Cryptocurrency mining companies forced to sell bitcoin to repay loans secured by equipment
Large mining companies are beginning to face difficulties in repaying loans taken on the security of equipment, totaling up to $ 4 billion, according to Bloomberg . According to the publication, this creates a potential risk for large crypto lenders.
Given the volatility of the crypto market, traditional loans for equipment fleet upgrades are hard to come by and carry high interest rates, the article says. To fill the void, lenders such as Galaxy Digital, NYDIG, BlockFi Inc., Celsius Network Ltd., Foundry Networks LLC, and Babel Finance have begun accepting mining equipment as collateral in addition to payments.

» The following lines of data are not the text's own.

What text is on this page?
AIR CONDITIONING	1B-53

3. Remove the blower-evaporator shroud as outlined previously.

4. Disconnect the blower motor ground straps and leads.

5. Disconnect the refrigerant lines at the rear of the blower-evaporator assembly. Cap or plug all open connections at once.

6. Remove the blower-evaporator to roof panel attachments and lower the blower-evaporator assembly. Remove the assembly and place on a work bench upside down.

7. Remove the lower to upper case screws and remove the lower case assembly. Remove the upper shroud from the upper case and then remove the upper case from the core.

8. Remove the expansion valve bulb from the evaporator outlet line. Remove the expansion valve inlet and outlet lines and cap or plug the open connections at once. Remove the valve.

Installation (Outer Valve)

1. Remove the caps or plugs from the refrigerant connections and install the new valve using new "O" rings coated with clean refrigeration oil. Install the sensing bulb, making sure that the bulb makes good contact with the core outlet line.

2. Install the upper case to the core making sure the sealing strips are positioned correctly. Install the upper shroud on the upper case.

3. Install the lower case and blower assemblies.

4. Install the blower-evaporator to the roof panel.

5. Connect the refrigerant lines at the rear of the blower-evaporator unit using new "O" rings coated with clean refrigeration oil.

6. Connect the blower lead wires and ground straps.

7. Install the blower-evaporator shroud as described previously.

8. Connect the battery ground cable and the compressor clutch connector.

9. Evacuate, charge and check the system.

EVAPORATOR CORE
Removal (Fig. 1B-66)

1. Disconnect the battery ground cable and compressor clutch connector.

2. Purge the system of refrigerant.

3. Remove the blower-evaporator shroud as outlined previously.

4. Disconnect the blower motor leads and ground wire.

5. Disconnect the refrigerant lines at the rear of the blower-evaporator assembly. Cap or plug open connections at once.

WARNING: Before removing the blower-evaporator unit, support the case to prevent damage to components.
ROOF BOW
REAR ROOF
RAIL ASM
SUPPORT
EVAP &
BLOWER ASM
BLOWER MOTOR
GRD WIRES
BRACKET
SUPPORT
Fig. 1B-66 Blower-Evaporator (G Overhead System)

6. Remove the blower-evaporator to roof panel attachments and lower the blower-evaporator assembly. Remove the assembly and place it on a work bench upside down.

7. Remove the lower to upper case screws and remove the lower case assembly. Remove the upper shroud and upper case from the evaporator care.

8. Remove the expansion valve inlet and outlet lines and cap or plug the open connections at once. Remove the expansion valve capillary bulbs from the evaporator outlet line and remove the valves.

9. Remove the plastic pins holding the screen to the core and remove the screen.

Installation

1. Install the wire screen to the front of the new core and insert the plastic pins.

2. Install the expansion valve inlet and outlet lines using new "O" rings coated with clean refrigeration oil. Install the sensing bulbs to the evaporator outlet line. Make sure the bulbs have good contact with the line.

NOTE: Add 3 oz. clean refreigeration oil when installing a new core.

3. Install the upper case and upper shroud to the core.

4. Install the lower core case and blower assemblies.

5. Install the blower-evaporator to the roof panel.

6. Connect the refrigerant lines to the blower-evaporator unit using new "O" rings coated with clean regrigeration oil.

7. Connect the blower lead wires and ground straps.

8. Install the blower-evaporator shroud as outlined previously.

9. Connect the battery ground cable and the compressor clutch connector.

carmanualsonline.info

Now securing such loans has proved insufficient due to the fact that the equipment has become cheaper, said Ethan Vera, co-founder of the mining company Luxor Technologies. Vera estimates that equipment-backed loans are up to $4 billion.
The sale of bitcoin reserves puts pressure on prices, and the cost of equipment could fall even lower if the lenders themselves begin to sell the devices they hold as collateral, the authors of the article say. According to Luxor Technologies Corp., the cost of the Bitmain S19 miner has decreased by about 47%, compared to a high of about $10,000 in November.
Core Scientific Inc. already sold over 2,000 bitcoin in May to help cover operating costs, and Bitfarms Ltd. liquidated almost half of the mined tokens in order to repay part of the loan in Galaxy Digital Holdings Ltd. The company also has another equipment loan from New York Digital Investment Group LLC.
According to Arcane Research, mining companies sold 100% of the coins they produced in May, while in the first four months of 2022, mining companies sold between 20% and 40% of mined bitcoin. Analysts cite the sharp drop in mining profitability as the reason for such a significant increase in sales.